In den ersten Bankstatuten vom 15. Juli 1817 wurden weiters der Wahlmodus sowie die Zusammensetzung dieses Gremiums bestimmt. Hiernach hatte die Direktion, neben dem Gouverneur und dem Gouverneurstellvertreter, aus (zunächst) sieben Direktoren zu bestehen. Nach Einzahlung des halben Bankaktienkapitals – was schließlich Ende 1819 erreicht wurde – hatte eine Erweiterung auf zwölf Direktoren zu erfolgen (§ 28). Die Direktoren gingen durch Wahl des Bankausschusses aus der Mitte der Aktionäre hervor und traten ihr Amt an, nachdem diese Wahl die kaiserliche Bestätigung erhielt (§ 30).

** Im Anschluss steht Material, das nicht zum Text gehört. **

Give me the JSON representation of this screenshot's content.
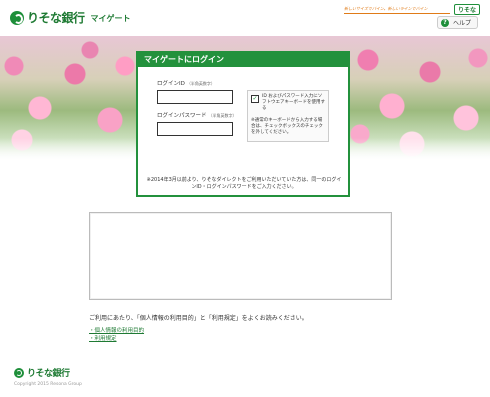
{
  "header": {
    "bank_name": "りそな銀行",
    "service_name": "マイゲート",
    "tagline": "新しいサイズでバイン。新しいラインでバイン",
    "badge": "りそな",
    "help_label": "ヘルプ"
  },
  "login": {
    "title": "マイゲートにログイン",
    "id_label": "ログインID",
    "id_hint": "（半角英数字）",
    "password_label": "ログインパスワード",
    "password_hint": "（半角英数字）",
    "keyboard_option": "ID およびパスワード入力にソフトウエアキーボードを使用する",
    "keyboard_checked": "✓",
    "keyboard_note": "※通常のキーボードから入力する場合は、チェックボックスのチェックを外してください。",
    "notice": "※2014年3月以前より、りそなダイレクトをご利用いただいていた方は、同一のログインID・ログインパスワードをご入力ください。"
  },
  "terms": {
    "agree_text": "ご利用にあたり、「個人情報の利用目的」と「利用規定」をよくお読みください。",
    "links": [
      "個人情報の利用目的",
      "利用規定"
    ]
  },
  "footer": {
    "bank_name": "りそな銀行",
    "copyright": "Copyright 2015 Resona Group"
  }
}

Am 27. November 1817 trat die definitiv konstituierte Bankdirektion zu ihrer ersten Sitzung zusammen.

In der Folgezeit veränderten sich die zuvor genannten Bestimmungen nicht wesentlich. Nach den Statuten von 1862 erfolgte die Wahl der Bankdirektoren durch die Generalversammlung (siehe I/03), welche den Bankausschuss ablöste. Deren Bestätigung blieb aber auch weiterhin dem Kaiser vorbehalten.

Wesentliche Veränderungen vollzogen sich im Rahmen der per Bankgesetz vom 27. Juni 1878 (RGBl. Nr. 66 / 1878) erfolgten Umgestaltung des österreichischen Noteninstituts in die „Oesterreichisch–ungarische Bank“. An die Stelle der früheren Bankdirektion trat nunmehr der Generalrat. Dieser bestand aus dem Gouverneur, zwei Vizegouverneuren und zwölf Generalräten (Artikel 26. der Statuten von 1878). Mit den Bankstatuten vom Jahre 1899 wurde der Generalrat um zwei Vizegouverneurstellvertreter vermehrt.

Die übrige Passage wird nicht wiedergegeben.